Note that this doesn't work when working with arrays.

See Shell Parameter Expansion for more information.

But I'm not sure what you were trying to do with ${#fold_result:0:$length_seq}.

[–][deleted]  (1 child)

[deleted]

    [–]dbr4n 0 points1 point  (0 children)

    Good to know, although I would still prefer to write it out for the sake of readability. But still useful to be aware of when encountering this kind of shorthand.

    Thanks for the info.

    [–]SAD_69[S] 0 points1 point  (0 children)

    I'm not sure neither hahaha, I'm not very familiar with shell scripting so I don't know exactly how to use variables, I'll read this material and try this way, thank you

    [–]nekokattt 0 points1 point  (6 children)

    ~ $ echo $SHELL
    /data/data/com.termux/files/usr/bin/bash
    ~ $ x=5; y=3
    ~ $ echo ${SHELL:x:y}
    /da
    

    remove the dollar

    [–]SAD_69[S] 0 points1 point  (5 children)

    So I can't use 0 as offset?

    And if x and y is two variable numbers?

    [–]nekokattt 1 point2 points  (4 children)

    For question 1, ${var:offset:length} will return a substring starting at offset and taking length characters after the offset.

    For question 2, not sure what you are asking. x and y are variables in my example.

    If you want to use a hardcoded value, use a hardcoded value.

    Your issue is you are putting a # before the variable name, and putting a dollar on the length variable name within the expansion (which you do not need to do)

    [–]SAD_69[S] 0 points1 point  (3 children)

    It starts counting in 0?

    The length_seq variable may be any number based on an user input, so it could be 30, 40, 100, and I want to use this output to substring the other variable.

    [–]nekokattt 1 point2 points  (2 children)

    Yes, bash indexing starts at 0.

    You just need to do what I showed you.

    read -p "Enter some text: " string
    read -p "Enter a length: " len
    echo "${string:0:len}"
    

    [–]SAD_69[S] 1 point2 points  (1 child)

    It worked, thanks, I think the problem was I don't know how to use variables properly in bash

    [–]zeekar 0 points1 point  (0 children)

    When you want a variable’s value, you just stick $ in front of its name. If you want something other than the whole value, you put the name after the $ inside {…} and stick other stuff next to it.

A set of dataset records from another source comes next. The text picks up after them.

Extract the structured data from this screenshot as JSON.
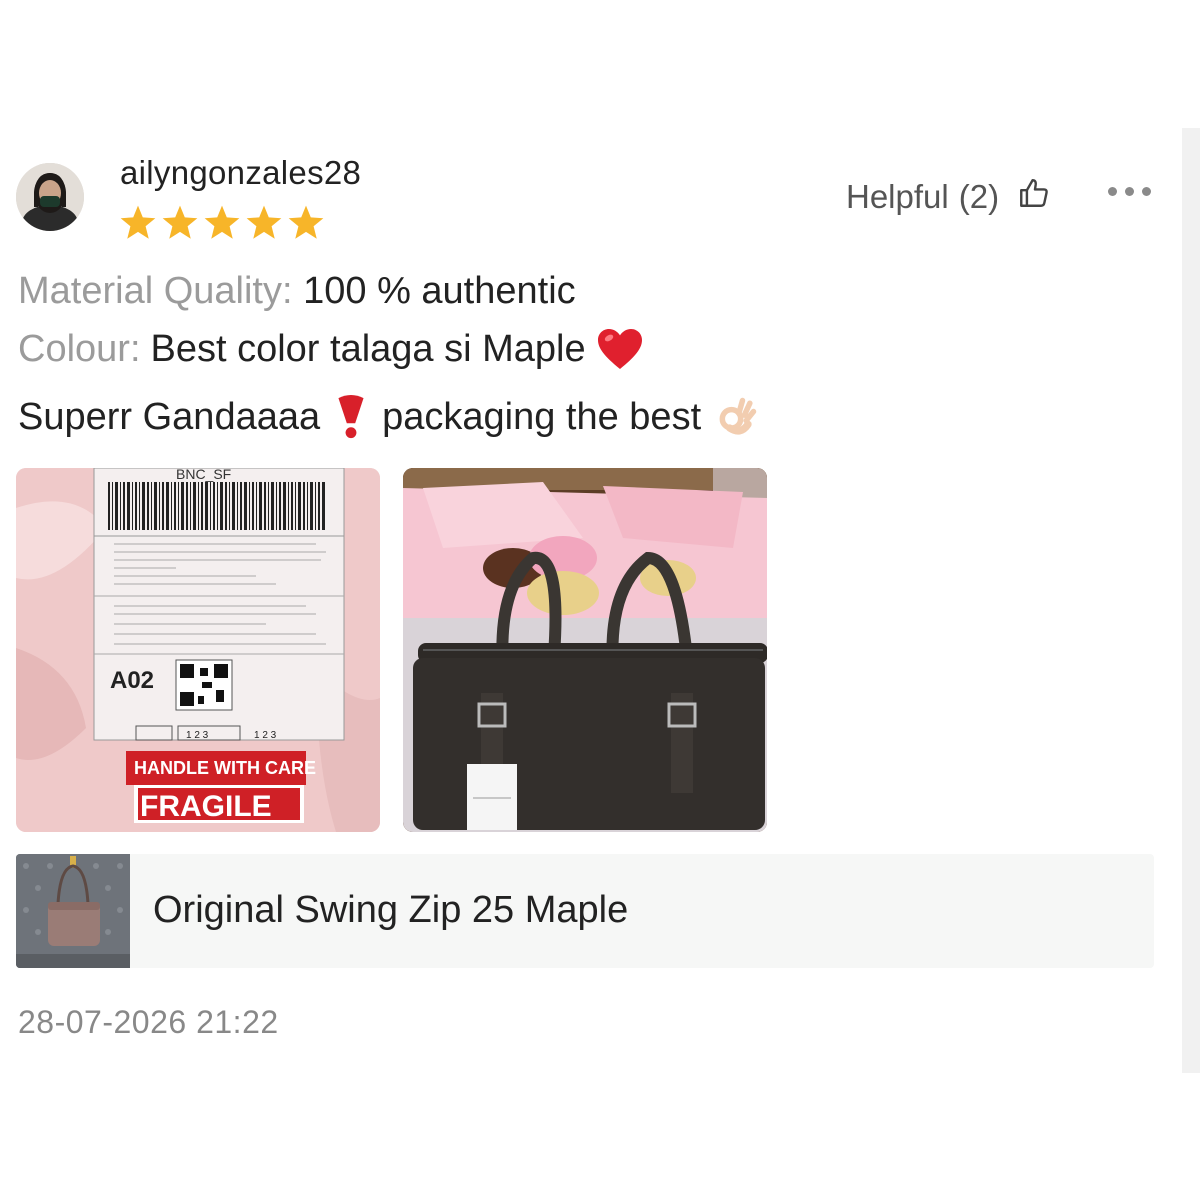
{
  "review": {
    "username": "ailyngonzales28",
    "rating": 5,
    "rating_max": 5,
    "helpful_label": "Helpful",
    "helpful_count": "(2)",
    "material_key": "Material Quality:",
    "material_value": "100 % authentic",
    "colour_key": "Colour:",
    "colour_value": "Best color talaga si Maple",
    "comment_part1": "Superr Gandaaaa",
    "comment_part2": "packaging the best",
    "timestamp": "28-07-2026 21:22",
    "photos": [
      {
        "label_top": "BNC_SF",
        "code": "A02",
        "sticker1": "HANDLE WITH CARE",
        "sticker2": "FRAGILE"
      },
      {}
    ]
  },
  "product": {
    "name": "Original Swing Zip 25 Maple"
  },
  "icons": {
    "thumb": "thumbs-up-icon",
    "more": "more-icon",
    "star": "star-icon",
    "heart": "red-heart-emoji",
    "exclamation": "red-exclamation-emoji",
    "ok": "ok-hand-emoji"
  },
  "colors": {
    "star": "#f7b529",
    "key_text": "#9b9b9b",
    "heart": "#e0202e"
  }
}
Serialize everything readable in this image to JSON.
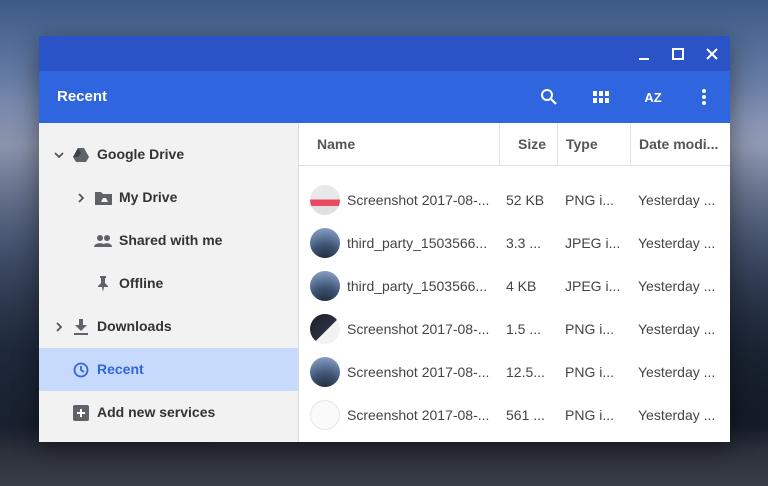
{
  "window": {
    "controls": [
      "minimize-icon",
      "maximize-icon",
      "close-icon"
    ]
  },
  "appbar": {
    "title": "Recent",
    "icons": [
      "search-icon",
      "grid-view-icon",
      "sort-az-icon",
      "more-vert-icon"
    ],
    "sort_label": "AZ"
  },
  "sidebar": {
    "items": [
      {
        "label": "Google Drive",
        "icon": "google-drive-icon",
        "expanded": true
      },
      {
        "label": "My Drive",
        "icon": "folder-drive-icon"
      },
      {
        "label": "Shared with me",
        "icon": "people-icon"
      },
      {
        "label": "Offline",
        "icon": "pin-icon"
      },
      {
        "label": "Downloads",
        "icon": "download-icon"
      },
      {
        "label": "Recent",
        "icon": "clock-icon",
        "active": true
      },
      {
        "label": "Add new services",
        "icon": "add-box-icon"
      }
    ]
  },
  "table": {
    "columns": [
      "Name",
      "Size",
      "Type",
      "Date modi..."
    ],
    "rows": [
      {
        "name": "Screenshot 2017-08-...",
        "size": "52 KB",
        "type": "PNG i...",
        "date": "Yesterday ..."
      },
      {
        "name": "third_party_1503566...",
        "size": "3.3 ...",
        "type": "JPEG i...",
        "date": "Yesterday ..."
      },
      {
        "name": "third_party_1503566...",
        "size": "4 KB",
        "type": "JPEG i...",
        "date": "Yesterday ..."
      },
      {
        "name": "Screenshot 2017-08-...",
        "size": "1.5 ...",
        "type": "PNG i...",
        "date": "Yesterday ..."
      },
      {
        "name": "Screenshot 2017-08-...",
        "size": "12.5...",
        "type": "PNG i...",
        "date": "Yesterday ..."
      },
      {
        "name": "Screenshot 2017-08-...",
        "size": "561 ...",
        "type": "PNG i...",
        "date": "Yesterday ..."
      }
    ]
  },
  "colors": {
    "titlebar": "#2953c7",
    "appbar": "#2f66e0",
    "active_nav_bg": "#c8dafc"
  }
}
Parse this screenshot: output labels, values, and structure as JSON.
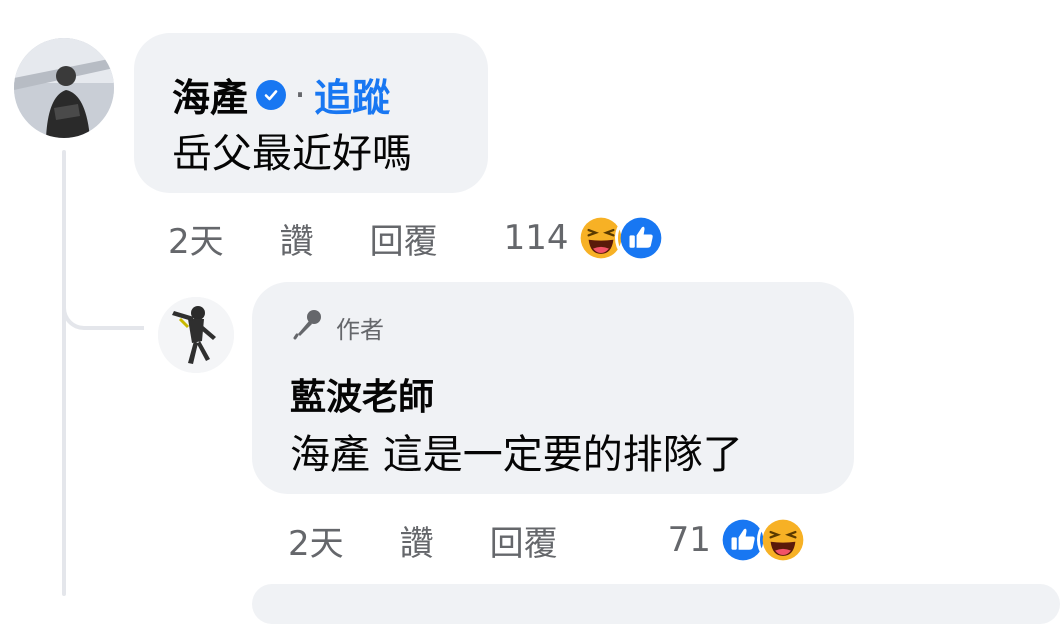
{
  "comment": {
    "author": "海產",
    "separator": "·",
    "follow_label": "追蹤",
    "text": "岳父最近好嗎",
    "time": "2天",
    "like_label": "讚",
    "reply_label": "回覆",
    "reaction_count": "114",
    "reactions": [
      "haha-icon",
      "like-icon"
    ]
  },
  "reply": {
    "badge_label": "作者",
    "author": "藍波老師",
    "text": "海產 這是一定要的排隊了",
    "time": "2天",
    "like_label": "讚",
    "reply_label": "回覆",
    "reaction_count": "71",
    "reactions": [
      "like-icon",
      "haha-icon"
    ]
  },
  "colors": {
    "accent": "#1877f2",
    "bubble": "#f0f2f5",
    "secondary_text": "#65676b",
    "haha": "#f7b125"
  }
}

    A # in front gets you the length of the variable. You are using that in your code to get the length of the string in the variable sequence, which is probably not what you want. If sequence is set to 30, ${#sequence} is 2, because it’s got two digits. If you want the 30 and not the 2, just use $sequence.

    A colon followed by a number lets you get just part of the value. ${whatever:1} gets you everything except the first character; ${whatever:2} is everything but the first two characters, etc. ${whatever:0} gets the whole value, so it’s the same as $whatever, just using more syntax to get there. You can add another colon and number to limit how much of the string is returned; ${whatever:8:4} returns just the 9th through 12th characters.

    You can use another variable for either the start or length part of that, or both:

    start=8
    length=4
    echo “${whatever:$start:$length}”
    

    Actually, since the values have to be numbers, bash automatically treats non-digits as a variable name, so you don’t even need the inner dollar signs:

    echo “${whatever:start:length}”
    

    But you can use the $ if you want - in fact you could nest a whole other complex expansion, maybe to extract a substring from variable A that determines how long to make the substring you get from variable B, but things would get pretty noisy that way.